Araştırmacılar, içme suyunun kalitesini bozan faktörler arasında, yetersiz altyapı ve düşük Gayri Safi Yurtiçi Hasıla gibi faktörlerden daha çok büyük yolsuzlukların etkili olduğunun düşünüldüğü sonucuna ulaştı.
Bunun yanısıra temel içme suyu hizmetlerine sürekli erişimin olduğu ülkelerde bile şebeke suyunun güvenliğine ilişkin şüphelerin yaygın olduğu belirlendi. ABD’de bile ankete katılanların yüzde 39’u kısa vadede içme suyunun ciddi zarar verebileceğini öngördü.
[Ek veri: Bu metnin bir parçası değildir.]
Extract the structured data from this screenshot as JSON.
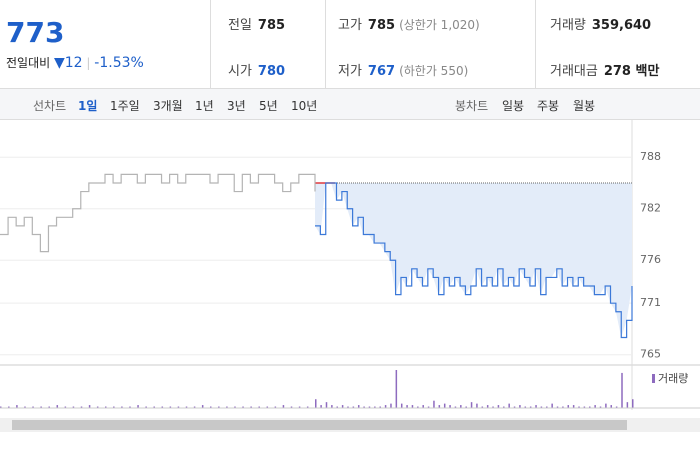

UNC Gillings Küresel Halk Sağlığı Okulu’nda doktora öğrencisi ve çalışmanın ilk yazarı Joshua Miller, “Araştırmamız, güvenli içme suyu sağlamanın yanısıra insanların su kaynaklarına güven duymasını sağlamanın da zorunlu olduğunu vurguluyor” dedi.
Araştırmacılar, birçok kirleticinin görünmez, kokusuz ve tatsız olması nedeniyle, tüketicilerin su kaynaklarının tehlikelerini ve güvenliğini değerlendirmelerinin zor olduğunu belirtiyor. Yeterli bilgi olmadan çoğu kişi, önceki deneyimlerine, medya raporlarına ve kişisel değer ve inançlarına dayanarak sularının güvenliğini değerlendirmek zorunda kalıyor.
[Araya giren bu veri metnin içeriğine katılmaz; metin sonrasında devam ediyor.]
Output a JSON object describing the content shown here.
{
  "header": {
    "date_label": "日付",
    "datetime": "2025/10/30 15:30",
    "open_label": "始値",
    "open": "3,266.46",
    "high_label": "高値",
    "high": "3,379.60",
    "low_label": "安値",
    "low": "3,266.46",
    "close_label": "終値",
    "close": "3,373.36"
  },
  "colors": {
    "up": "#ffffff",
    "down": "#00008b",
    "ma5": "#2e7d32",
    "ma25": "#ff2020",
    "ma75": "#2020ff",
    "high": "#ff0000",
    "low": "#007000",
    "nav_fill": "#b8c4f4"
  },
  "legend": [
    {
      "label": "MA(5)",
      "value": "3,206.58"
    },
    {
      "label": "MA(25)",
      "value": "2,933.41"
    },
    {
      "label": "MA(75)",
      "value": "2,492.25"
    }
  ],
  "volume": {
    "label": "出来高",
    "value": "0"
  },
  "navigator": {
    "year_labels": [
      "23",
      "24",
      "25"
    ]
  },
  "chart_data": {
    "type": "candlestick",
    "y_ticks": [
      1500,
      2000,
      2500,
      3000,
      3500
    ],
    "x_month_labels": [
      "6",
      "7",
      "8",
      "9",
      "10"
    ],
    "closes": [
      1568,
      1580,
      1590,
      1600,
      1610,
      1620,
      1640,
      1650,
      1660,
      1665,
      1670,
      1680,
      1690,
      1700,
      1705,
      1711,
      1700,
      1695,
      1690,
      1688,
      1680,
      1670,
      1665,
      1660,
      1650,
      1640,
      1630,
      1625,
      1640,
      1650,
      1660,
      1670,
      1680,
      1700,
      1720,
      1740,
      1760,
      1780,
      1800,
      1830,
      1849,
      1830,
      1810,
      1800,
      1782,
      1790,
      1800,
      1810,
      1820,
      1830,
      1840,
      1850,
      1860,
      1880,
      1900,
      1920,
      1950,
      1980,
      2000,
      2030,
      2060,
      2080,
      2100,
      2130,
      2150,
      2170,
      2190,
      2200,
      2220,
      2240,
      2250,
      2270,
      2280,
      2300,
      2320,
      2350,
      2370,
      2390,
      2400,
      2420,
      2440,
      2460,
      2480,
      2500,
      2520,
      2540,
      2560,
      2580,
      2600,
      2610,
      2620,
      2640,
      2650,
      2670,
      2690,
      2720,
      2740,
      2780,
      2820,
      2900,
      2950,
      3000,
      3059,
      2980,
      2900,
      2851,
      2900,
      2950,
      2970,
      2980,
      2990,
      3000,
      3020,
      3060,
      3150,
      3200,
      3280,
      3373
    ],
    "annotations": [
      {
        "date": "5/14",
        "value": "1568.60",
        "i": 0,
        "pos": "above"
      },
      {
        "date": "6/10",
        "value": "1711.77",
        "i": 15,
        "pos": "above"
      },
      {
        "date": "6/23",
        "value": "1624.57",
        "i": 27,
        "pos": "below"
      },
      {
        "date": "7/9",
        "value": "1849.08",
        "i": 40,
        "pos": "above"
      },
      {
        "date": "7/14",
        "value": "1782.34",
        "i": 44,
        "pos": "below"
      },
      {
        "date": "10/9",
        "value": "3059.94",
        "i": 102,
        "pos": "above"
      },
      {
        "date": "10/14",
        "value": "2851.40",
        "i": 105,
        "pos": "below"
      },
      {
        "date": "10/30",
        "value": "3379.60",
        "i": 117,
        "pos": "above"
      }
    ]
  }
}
Araştırmacılardan Young, ” yöneticilerin şebeke suyu konusunda halkın güvenini artırmak için çalışma yapmaları gerekiyor dedi.
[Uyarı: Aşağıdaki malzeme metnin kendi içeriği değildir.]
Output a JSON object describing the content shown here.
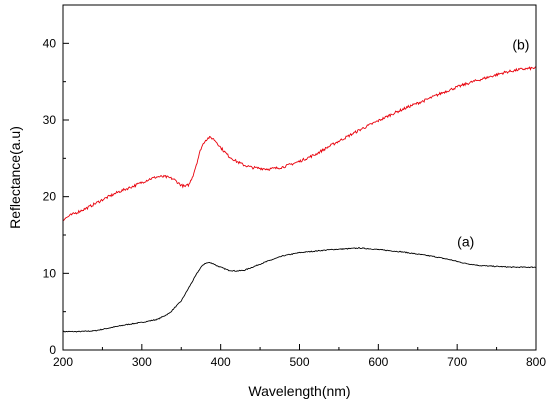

Su Enstitüsü müdürü Aaron Salzberg, “Bu, ulusal kalkınma planlarında ve stratejilerinde bu hizmetleri önceliklendirmek için daha fazla dikkat ve siyasi iradeyi harekete geçirebilecek ve bizi güvenli içme suyuna evrensel erişim sağlamaya yaklaştırabilecek türden bir çalışmadır” dedi. UNC Gillings Küresel Halk Sağlığı Okulu.
Salzberg daha önce ABD Dışişleri Bakanlığı’nda su kaynakları özel koordinatörü olarak görev yapmıştı; burada içme suyu ve sanitasyon, su kaynakları yönetimi ve sınıraşan su konularına ilişkin ABD dış politikasının geliştirilmesinden ve uygulanmasından sorumluydu.
Kaynakça:
Joshua D. Miller, Chad Staddon, Aaron Salzberg, Julius B. Lucks, Wändi Bruine de Bruin, Sera L. Young. Self-reported anticipated harm from drinking water across 141 countries. Nature Communications, 2024; 15 (1) DOI: 10.1038/s41467-024-51528-x
Northwestern University. “Public trust in drinking water safety is low globally.” ScienceDaily. ScienceDaily, 26 August 2024. <www.sciencedaily.com/releases/2024/08/240826182932.htm>.